Earnings record. Your past earnings from covered employment that are on file with the Social Security Administration, upon which your benefit calculation is based. Also known as an earnings history.
Earnings limit. Also known as the earnings test, this is a cap on the amount of income from work people who collect retirement, spousal or survivor benefits and are under full retirement age can earn before Social Security will withhold a portion of benefits. The limits are adjusted annually. In 2021, benefits are reduced by:
- $1 for every $2 in earnings above $18,960 in the years before you reach full retirement age.
- $1 for every $3 in earnings above $50,520 during the year in which you reach full retirement age.
The earnings limit is lifted, and benefit withholding ends, in the month you reach full retirement age.
Eligible. Meeting the requirements for age, credits and relationship (such as spouse or child of a wage earner) necessary to receive a Social Security benefit. Eligibility doesn't automatically enroll you in Social Security; when eligible, you need to apply for a benefit.
Entitled.
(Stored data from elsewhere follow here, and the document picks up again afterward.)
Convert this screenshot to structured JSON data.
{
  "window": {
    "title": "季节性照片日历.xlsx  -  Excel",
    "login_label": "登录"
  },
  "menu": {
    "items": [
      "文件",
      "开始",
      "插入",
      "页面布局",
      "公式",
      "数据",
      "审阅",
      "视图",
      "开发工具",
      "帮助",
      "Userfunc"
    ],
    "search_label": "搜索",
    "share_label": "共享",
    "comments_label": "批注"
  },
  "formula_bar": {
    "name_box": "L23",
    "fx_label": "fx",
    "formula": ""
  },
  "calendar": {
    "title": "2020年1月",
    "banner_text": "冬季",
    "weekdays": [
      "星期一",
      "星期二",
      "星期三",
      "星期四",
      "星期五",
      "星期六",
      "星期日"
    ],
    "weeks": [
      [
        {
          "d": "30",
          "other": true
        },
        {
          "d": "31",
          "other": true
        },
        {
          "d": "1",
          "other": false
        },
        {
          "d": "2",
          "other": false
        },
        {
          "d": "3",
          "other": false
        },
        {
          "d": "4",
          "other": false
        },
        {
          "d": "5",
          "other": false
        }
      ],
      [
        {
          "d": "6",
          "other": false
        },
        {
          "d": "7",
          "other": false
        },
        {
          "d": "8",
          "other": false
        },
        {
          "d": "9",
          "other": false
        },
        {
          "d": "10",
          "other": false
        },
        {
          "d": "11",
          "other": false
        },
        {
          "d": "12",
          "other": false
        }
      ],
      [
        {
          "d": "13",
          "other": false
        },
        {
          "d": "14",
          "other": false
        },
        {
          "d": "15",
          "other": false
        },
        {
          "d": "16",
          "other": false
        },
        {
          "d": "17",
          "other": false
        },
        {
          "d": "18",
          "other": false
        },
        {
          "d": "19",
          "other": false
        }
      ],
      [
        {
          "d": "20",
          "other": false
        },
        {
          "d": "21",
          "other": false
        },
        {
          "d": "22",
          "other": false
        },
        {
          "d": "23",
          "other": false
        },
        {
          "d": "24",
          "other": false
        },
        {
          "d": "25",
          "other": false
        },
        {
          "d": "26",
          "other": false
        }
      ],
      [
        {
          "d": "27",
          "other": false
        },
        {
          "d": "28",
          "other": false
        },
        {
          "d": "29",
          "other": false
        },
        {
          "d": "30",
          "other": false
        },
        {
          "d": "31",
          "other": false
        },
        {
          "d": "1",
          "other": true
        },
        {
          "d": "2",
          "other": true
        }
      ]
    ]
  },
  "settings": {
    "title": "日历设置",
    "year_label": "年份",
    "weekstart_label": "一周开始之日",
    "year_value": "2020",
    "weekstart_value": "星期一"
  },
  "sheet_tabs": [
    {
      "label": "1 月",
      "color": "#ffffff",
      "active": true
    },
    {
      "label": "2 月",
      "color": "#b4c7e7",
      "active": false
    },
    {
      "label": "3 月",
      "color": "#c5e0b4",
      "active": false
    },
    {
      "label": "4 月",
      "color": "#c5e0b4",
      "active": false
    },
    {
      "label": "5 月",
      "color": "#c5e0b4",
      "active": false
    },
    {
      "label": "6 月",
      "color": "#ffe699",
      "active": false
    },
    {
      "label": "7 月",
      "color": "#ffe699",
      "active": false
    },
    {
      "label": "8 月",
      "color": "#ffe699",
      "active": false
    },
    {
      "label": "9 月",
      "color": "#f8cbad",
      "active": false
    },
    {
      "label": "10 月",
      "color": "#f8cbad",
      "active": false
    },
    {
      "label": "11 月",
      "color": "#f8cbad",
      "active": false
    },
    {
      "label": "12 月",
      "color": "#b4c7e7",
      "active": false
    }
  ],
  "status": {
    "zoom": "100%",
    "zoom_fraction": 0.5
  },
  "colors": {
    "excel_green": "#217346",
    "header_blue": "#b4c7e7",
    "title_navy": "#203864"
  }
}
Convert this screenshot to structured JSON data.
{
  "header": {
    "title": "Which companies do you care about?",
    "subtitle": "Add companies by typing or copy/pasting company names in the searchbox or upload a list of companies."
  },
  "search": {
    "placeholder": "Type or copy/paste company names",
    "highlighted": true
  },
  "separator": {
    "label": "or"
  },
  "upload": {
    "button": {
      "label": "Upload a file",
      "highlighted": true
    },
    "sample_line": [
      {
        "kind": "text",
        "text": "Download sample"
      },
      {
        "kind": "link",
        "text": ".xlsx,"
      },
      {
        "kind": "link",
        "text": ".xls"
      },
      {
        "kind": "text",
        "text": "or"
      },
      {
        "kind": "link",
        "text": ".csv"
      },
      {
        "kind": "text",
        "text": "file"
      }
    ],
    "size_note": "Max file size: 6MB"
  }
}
Having completed an application for Social Security benefits for which you are eligible.
Family benefits. Benefits that go to a living wage earner's spouse and children based on the wage earner's earnings record. Also known as auxiliary benefits.
Family maximum. The ceiling on benefits that can be paid collectively to family members of a wage earner on that person's earnings record, including retirement, disability, spousal, children's or survivor benefits. Also known as the maximum family benefit.